I didn’t find the specifics risks of IVR for healthcare, but here are the common problems with these systems:

  • Incorrect interpretation – IVR systems rely on numbers and selections input via the customers’ telephone keypad. Mistakes can easily be made, with fingers mashing the wrong button or in the middle of typing out a long account number.
  • Takes too long – While it only takes a moment to ask a friendly receptionist what a business’ hours are, waiting through an entire menu of options just to find the right extension to reach a live person is a waste of customers’ time.
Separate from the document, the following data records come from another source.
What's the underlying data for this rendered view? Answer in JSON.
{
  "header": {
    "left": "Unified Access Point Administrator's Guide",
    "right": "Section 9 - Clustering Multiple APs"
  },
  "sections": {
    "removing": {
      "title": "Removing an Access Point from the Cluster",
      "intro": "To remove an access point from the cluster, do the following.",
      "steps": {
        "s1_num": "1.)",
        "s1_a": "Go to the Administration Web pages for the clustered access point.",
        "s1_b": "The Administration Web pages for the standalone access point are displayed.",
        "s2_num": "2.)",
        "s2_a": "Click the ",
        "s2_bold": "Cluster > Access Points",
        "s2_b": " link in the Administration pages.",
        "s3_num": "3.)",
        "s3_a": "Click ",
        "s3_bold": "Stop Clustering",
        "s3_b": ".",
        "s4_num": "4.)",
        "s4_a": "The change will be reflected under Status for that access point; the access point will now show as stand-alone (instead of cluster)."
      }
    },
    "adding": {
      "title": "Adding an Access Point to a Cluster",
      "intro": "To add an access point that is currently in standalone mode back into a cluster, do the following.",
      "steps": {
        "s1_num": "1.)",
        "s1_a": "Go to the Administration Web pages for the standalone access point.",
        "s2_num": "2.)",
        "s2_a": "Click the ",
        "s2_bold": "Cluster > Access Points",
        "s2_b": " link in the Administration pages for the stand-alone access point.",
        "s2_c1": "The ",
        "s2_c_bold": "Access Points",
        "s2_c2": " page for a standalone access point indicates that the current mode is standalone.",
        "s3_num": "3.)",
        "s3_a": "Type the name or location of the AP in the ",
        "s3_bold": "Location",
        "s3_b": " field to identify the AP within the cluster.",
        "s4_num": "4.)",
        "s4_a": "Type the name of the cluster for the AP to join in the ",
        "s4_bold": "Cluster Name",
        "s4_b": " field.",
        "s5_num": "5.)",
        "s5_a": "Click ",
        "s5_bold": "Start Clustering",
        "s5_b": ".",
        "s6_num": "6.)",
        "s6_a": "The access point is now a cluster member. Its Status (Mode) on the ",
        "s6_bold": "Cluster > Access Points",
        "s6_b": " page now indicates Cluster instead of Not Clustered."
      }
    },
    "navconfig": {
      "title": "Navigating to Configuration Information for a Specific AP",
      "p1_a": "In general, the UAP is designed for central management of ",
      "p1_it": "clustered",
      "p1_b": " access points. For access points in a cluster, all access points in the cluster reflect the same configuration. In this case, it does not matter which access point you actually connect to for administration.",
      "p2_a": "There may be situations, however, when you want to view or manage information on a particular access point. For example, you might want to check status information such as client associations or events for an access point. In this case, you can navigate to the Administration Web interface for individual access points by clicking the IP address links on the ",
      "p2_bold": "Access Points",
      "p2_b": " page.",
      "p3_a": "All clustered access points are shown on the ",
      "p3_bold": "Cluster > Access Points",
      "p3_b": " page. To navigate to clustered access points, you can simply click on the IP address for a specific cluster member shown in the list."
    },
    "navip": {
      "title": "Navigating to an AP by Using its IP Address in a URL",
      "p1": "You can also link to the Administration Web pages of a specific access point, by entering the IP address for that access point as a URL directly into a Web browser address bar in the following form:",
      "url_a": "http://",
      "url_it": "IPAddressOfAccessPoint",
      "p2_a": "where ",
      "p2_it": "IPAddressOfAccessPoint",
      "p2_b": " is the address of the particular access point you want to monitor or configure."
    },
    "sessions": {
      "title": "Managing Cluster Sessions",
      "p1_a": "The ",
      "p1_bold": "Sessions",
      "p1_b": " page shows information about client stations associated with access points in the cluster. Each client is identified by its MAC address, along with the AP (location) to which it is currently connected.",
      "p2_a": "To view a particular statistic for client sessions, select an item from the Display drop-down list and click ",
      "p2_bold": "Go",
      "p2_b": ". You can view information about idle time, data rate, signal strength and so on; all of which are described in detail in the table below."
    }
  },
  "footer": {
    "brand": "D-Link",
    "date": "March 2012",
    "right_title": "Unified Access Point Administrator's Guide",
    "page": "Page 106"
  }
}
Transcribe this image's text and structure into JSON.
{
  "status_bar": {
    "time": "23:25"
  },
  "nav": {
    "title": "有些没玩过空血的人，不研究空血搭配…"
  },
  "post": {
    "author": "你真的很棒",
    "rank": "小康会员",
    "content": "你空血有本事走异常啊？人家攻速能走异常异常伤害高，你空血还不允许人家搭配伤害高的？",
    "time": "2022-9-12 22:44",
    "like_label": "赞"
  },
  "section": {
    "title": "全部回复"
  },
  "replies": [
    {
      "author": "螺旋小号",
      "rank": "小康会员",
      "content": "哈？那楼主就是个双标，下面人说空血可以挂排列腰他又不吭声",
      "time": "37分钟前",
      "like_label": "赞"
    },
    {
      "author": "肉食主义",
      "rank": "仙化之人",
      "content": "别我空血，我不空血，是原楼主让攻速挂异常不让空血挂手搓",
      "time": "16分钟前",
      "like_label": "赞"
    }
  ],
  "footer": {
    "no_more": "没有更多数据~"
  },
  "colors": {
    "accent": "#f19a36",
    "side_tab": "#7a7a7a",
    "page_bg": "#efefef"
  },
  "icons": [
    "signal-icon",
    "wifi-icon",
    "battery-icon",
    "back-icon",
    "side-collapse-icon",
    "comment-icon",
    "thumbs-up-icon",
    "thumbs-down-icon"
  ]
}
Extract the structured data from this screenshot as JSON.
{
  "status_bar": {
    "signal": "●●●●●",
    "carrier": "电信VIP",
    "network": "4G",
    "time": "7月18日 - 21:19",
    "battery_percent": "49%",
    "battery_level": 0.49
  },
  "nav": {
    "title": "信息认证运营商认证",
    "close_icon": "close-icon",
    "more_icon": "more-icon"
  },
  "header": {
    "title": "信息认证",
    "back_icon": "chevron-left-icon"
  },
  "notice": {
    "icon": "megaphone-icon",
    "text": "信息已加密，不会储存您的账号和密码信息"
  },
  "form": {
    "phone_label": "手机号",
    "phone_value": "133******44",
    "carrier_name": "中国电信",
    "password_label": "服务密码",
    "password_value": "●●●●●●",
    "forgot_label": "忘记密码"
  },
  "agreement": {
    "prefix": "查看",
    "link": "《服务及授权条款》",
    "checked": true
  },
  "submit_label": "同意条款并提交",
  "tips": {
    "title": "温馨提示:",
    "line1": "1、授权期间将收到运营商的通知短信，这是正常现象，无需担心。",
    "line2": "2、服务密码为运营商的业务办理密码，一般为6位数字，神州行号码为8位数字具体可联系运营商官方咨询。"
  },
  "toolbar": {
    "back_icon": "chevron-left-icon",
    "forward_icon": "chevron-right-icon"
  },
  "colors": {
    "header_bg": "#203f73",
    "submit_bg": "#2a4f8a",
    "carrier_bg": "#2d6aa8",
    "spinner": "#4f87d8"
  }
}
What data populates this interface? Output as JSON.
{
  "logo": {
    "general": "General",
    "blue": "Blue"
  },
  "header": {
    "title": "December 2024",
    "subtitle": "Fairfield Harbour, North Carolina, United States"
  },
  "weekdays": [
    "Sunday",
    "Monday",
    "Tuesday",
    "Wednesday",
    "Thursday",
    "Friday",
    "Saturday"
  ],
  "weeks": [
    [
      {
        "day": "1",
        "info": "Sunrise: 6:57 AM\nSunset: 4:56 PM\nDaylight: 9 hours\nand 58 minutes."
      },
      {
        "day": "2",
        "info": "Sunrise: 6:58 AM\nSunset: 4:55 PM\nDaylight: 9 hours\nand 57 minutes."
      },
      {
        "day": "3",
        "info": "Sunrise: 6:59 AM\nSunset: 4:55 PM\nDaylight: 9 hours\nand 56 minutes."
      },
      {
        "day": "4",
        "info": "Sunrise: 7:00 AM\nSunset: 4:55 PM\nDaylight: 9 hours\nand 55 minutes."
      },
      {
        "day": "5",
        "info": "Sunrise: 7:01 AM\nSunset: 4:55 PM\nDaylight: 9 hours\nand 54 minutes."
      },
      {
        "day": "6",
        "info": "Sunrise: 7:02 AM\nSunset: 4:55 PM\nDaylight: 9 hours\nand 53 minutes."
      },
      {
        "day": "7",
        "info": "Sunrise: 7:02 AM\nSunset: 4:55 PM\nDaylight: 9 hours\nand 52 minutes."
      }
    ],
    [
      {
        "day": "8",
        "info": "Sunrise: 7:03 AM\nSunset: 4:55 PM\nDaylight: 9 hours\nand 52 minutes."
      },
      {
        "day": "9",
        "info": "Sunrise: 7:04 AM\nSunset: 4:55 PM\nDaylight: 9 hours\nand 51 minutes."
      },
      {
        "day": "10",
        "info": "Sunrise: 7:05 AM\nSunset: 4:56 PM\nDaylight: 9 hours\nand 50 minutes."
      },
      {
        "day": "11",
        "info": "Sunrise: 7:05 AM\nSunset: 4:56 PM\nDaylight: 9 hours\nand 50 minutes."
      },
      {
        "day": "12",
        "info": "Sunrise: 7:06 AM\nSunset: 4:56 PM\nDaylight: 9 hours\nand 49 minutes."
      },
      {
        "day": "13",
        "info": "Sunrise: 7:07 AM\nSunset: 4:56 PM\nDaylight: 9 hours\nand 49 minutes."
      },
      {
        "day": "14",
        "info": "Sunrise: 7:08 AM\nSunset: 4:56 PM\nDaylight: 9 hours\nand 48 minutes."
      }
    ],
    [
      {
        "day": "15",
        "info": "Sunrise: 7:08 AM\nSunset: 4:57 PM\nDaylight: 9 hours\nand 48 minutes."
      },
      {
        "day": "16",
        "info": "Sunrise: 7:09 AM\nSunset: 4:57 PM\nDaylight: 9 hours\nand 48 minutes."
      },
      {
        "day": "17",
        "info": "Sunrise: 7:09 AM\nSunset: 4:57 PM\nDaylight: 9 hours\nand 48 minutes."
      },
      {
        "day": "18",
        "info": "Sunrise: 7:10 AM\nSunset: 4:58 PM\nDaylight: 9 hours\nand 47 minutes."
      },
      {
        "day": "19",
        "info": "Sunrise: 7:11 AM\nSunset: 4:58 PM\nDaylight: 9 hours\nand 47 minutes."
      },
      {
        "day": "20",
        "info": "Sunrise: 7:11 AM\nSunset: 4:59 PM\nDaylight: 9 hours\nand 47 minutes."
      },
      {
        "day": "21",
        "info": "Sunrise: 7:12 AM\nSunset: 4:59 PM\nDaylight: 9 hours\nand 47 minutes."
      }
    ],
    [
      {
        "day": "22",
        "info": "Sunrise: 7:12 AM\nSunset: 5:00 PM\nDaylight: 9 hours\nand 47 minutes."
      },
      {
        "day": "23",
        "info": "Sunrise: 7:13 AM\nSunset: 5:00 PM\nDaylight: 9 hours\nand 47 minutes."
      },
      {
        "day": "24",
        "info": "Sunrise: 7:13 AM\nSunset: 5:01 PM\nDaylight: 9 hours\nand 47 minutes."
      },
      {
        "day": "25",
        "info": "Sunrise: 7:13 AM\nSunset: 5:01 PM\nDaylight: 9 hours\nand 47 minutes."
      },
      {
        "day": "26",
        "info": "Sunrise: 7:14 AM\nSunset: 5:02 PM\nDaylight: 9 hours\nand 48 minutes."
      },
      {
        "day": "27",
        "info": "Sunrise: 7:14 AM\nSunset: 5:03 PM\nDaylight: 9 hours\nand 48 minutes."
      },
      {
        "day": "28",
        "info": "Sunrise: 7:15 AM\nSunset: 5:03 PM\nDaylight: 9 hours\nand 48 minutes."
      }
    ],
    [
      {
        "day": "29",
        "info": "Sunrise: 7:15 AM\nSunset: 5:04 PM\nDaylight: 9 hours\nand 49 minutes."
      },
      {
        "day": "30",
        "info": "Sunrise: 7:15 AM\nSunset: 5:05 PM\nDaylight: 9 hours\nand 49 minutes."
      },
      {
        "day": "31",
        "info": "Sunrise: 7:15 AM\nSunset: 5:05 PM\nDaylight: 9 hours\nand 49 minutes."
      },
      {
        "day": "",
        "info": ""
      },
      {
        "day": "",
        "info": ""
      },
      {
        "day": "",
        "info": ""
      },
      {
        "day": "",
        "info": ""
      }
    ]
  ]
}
While listing a menu of options may seem convenient for customers, it becomes an inconvenience when the choices aren’t clear or don’t fit the action a customer wants to take.
  • Impersonal – IVR systems also lose merit because they’re impersonal. There’s no friendly voice saying “Hello!” when a customer calls. Instead, it’s a computerized voice that speaks what it was programmed to say. There’s no chance of the caller being remembered from a previous interaction, or for special exceptions or solutions to be made.

High level project plan

Right now, we need to know what is the real demand/interest within the community for adding IVR functionality to OpenMRS. This would allow us to move on further with a project plan.